Smart Talk with Kids Ages 5-18
Written by: Susie Scanapieco
Last week, I wrote about how important it is for children to be spoken to with accurate vocabulary,
from birth through to kindergarten, prior to any formal education.
Obviously, we shouldn’t stop there. Kids of all ages love to talk to adults, if we open up the conversation.
Initiate conversations about sports, animals, politics
(yes, even the youngest children have an opinion about politics),
music, the environment or money.
Here are some of my favorite conversation starters.
You’ll be amazed at how much insight children have.
These conversations will create links to their academic learning in the classroom.
Those links or connections are necessary for brains to absorb and retain knowledge.
These conversations may span days or weeks even. Consider the knowledge they are gaining from these talks: world issues, names of people with global importance, realistic data, opinions, ideologies, content vocabulary.
They are capable of learning things by memory and also by application – consider a five year-old’s ability to memorize site words and to also learn how to sound out new words.

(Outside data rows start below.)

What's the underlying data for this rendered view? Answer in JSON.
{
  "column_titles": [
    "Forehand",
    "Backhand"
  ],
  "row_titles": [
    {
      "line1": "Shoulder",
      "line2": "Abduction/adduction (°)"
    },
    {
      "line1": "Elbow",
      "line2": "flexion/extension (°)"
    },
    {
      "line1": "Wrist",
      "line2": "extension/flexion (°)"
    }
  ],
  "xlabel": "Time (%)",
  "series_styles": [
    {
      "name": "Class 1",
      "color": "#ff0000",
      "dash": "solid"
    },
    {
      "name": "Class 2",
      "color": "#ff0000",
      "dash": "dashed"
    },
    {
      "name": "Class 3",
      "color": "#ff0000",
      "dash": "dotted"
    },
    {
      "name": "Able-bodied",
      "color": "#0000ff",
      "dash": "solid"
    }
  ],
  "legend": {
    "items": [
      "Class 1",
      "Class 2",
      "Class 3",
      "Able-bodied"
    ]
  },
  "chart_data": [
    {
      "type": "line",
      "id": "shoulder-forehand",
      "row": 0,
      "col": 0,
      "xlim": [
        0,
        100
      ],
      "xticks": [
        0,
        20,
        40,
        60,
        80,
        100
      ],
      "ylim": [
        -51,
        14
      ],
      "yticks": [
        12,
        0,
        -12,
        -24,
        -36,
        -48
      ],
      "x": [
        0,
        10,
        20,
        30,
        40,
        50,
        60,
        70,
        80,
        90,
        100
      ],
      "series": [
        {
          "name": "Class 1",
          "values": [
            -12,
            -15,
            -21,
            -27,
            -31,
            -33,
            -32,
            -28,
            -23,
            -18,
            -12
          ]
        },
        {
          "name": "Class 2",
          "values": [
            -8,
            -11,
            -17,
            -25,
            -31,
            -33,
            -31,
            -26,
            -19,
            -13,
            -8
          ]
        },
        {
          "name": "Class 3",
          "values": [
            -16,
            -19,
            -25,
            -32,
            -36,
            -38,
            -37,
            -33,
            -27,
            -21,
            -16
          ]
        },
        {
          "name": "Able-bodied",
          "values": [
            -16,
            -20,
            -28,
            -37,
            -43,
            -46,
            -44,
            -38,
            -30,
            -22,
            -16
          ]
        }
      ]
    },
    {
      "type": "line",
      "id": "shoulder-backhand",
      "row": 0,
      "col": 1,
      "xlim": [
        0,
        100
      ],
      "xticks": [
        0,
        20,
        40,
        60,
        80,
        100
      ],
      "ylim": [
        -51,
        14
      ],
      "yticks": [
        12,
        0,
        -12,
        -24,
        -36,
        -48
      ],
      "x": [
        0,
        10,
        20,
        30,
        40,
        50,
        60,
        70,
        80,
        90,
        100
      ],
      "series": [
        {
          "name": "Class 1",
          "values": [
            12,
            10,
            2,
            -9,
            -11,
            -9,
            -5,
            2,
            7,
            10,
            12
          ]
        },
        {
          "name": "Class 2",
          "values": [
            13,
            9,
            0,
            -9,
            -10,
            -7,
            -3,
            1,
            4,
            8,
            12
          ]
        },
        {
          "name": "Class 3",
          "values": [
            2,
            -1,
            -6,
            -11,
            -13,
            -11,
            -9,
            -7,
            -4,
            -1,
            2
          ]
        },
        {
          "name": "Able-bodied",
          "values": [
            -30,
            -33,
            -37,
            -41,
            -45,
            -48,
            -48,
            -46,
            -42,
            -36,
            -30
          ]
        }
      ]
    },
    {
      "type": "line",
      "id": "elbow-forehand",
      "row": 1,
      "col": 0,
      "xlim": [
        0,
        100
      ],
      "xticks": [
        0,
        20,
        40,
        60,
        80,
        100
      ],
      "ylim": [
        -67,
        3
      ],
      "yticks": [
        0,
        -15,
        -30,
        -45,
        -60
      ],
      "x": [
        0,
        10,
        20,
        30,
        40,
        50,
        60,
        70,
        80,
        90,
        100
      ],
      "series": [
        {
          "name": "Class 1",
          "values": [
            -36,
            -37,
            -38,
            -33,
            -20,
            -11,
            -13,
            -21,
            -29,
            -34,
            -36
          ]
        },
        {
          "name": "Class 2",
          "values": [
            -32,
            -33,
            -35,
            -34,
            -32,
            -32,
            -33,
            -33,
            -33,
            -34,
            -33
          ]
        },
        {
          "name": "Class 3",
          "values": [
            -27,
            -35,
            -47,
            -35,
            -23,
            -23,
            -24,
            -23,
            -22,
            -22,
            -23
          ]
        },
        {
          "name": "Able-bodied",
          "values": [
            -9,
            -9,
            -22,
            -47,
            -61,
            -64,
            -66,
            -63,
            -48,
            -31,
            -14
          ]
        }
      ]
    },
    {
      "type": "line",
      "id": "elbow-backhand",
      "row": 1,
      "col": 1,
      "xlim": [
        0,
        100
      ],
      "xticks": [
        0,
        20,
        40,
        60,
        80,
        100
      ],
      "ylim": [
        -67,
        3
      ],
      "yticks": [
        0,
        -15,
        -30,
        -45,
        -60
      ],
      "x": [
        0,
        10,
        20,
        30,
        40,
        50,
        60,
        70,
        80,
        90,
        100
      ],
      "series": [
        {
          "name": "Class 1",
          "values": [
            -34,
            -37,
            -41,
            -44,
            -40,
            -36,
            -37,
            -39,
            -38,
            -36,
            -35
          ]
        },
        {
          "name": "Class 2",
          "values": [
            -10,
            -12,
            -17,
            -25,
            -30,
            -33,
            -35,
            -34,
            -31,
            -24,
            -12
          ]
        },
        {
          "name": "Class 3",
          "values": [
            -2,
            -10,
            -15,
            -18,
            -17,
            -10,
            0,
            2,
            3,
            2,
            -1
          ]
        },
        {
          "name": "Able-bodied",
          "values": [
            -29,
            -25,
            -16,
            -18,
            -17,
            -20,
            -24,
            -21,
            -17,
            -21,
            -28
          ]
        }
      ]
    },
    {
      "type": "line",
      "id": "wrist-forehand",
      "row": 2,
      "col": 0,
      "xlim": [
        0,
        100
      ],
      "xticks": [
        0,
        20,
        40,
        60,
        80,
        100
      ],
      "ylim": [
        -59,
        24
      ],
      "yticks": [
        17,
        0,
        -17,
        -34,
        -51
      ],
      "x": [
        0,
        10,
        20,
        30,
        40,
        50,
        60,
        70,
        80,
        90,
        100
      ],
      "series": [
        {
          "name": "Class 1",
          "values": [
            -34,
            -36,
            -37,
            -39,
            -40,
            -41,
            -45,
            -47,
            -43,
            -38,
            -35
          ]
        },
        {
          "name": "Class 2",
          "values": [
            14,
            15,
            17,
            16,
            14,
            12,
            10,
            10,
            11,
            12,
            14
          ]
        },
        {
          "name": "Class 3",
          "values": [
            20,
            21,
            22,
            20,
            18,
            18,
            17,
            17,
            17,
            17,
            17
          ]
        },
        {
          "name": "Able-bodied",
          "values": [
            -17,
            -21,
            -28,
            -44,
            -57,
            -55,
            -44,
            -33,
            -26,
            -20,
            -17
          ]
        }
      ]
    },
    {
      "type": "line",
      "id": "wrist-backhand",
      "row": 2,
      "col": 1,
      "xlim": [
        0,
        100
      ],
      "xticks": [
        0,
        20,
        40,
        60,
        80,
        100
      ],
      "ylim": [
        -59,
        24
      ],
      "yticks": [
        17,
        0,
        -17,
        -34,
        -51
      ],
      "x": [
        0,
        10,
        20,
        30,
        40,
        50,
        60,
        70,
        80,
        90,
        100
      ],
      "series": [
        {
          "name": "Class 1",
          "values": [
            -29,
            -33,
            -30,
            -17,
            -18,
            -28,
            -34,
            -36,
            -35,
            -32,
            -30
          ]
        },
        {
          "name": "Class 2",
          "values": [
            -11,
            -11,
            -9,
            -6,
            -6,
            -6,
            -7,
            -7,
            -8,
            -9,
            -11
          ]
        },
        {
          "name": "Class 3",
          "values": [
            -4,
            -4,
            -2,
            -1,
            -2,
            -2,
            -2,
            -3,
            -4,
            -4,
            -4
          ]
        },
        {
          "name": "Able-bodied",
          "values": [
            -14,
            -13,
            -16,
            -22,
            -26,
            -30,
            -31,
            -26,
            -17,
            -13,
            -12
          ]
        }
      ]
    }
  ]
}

Are we taking advantage of that as parents, educators and a society as a whole?
Are we giving credit to these children and their natural abilities?
Or are we waiting too long to challenge them with real-life concepts because we think they are too young?
After 9 years old, research shows a decrease in this brain activity.
Think about the Middle School children you know.
Most of them entered MS at around 10 years old (5th grade).
Had they been given enough background knowledge during their ‘peak’ to thrive in their new setting?
Are they aware of the world around them?
Many children fall apart in middle school; some academically, some emotionally, some socially.
We blame it on hormones, change of school and pre-teen attitudes but perhaps it’s because they are not grounded with enough foundational information and processes to tackle Middle School concepts and expectations with confidence.
Let’s remember to provide young children with these essential tools.
For those who may not have done this before middle school, help them by starting the conversations now.
It’s never too late. Their cognitive function might be slowing down but that doesn’t mean it isn’t active.